On Lui' - dicono sovente gli ex apprendisti quando s'affacciano all'uscio della mia bottega - all'alma di colui che a te percosse...
Ed io mi commuovo per stupidaggini del genere, perché tali non sono. Esse sostituiscono i contatti umani d'un tempo, il senso dell'amicizia, sempre più compromessi, per questo tronco la frase dicendo: Curre, cammina, va a fa' 'o duvere tuoie. Ed egli docile come un cucciolo riconoscente si avvicina soddisfatto alla napoletana.
Io noto la prima stempiatura, gli incipienti segni della sua dissolta giovinezza. Penso a quando, paternamente, lo dileggiavo dicendo mesci il caffè, ed egli, invece, puerile ed ignaro lo zuccherava.
Ah, scarzuppulillo, non più imberbe, col tuo pomo d'adamo che va su e giù, con qualche dente in meno e la consorte incinta ogni nove mesi perché non si decide a fare il maschio. Ricordo quando dicevi al cliente moroso che cinchischiava nelle tasche inventando mille scuse: Ma dicite ca nun tenita a «zuppa ». Rieccovi a fare 'o duvere vuoste, come un tempo, con la napoletana, dove il caffè scende. Ridico mesci, e voi, meno candidi, lo versate, dietro un adulto sorriso sornione.
E' accaduto, l'ultima volta, appena un mese or sono. Un ex scarzuppulillo centellinò con me quel nettare dell'amicizia e si dileguò per l'ingresso borbottando di avere una fretta del diavolo.

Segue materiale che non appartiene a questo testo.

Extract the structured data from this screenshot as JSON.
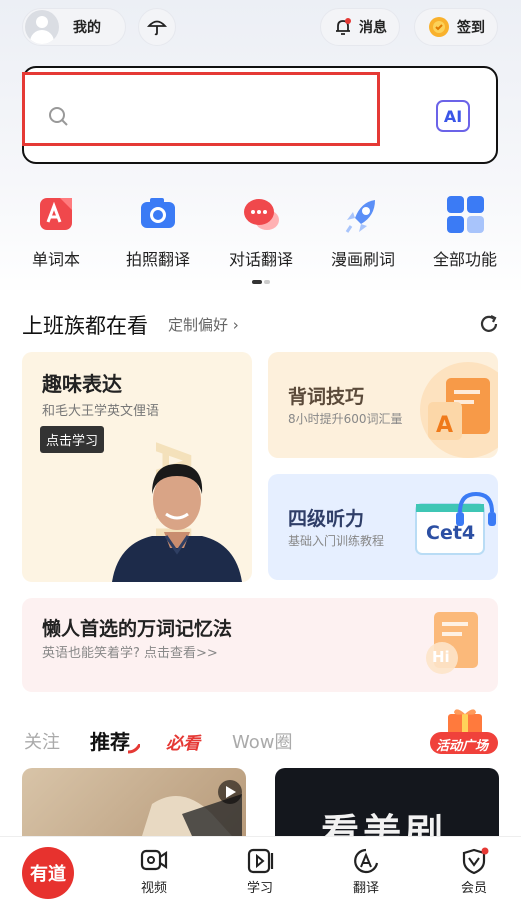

Un attimo dopo ricomparve: «On Lui' - sbottò - me scurdavo 'na cosa importante ». Pausa. «Dai, parla», ruppi. E lui «Ammesso e non concesso che io ti dicessi di fare poco il berloffo, tu che faresti ?». Fu molto più d'un abbraccio. Grazie, ragazzi, grazie perché mi fate, talvolta, riassaporare la giovinezza. Grazie per aver tollerato i miei sbalzi d'umore dovuti alle vostre inottemperanze, per aver saputo sorridere a qualche mia verbale escandenscenza: 'Ata fa' 'e mmane comm' e piede!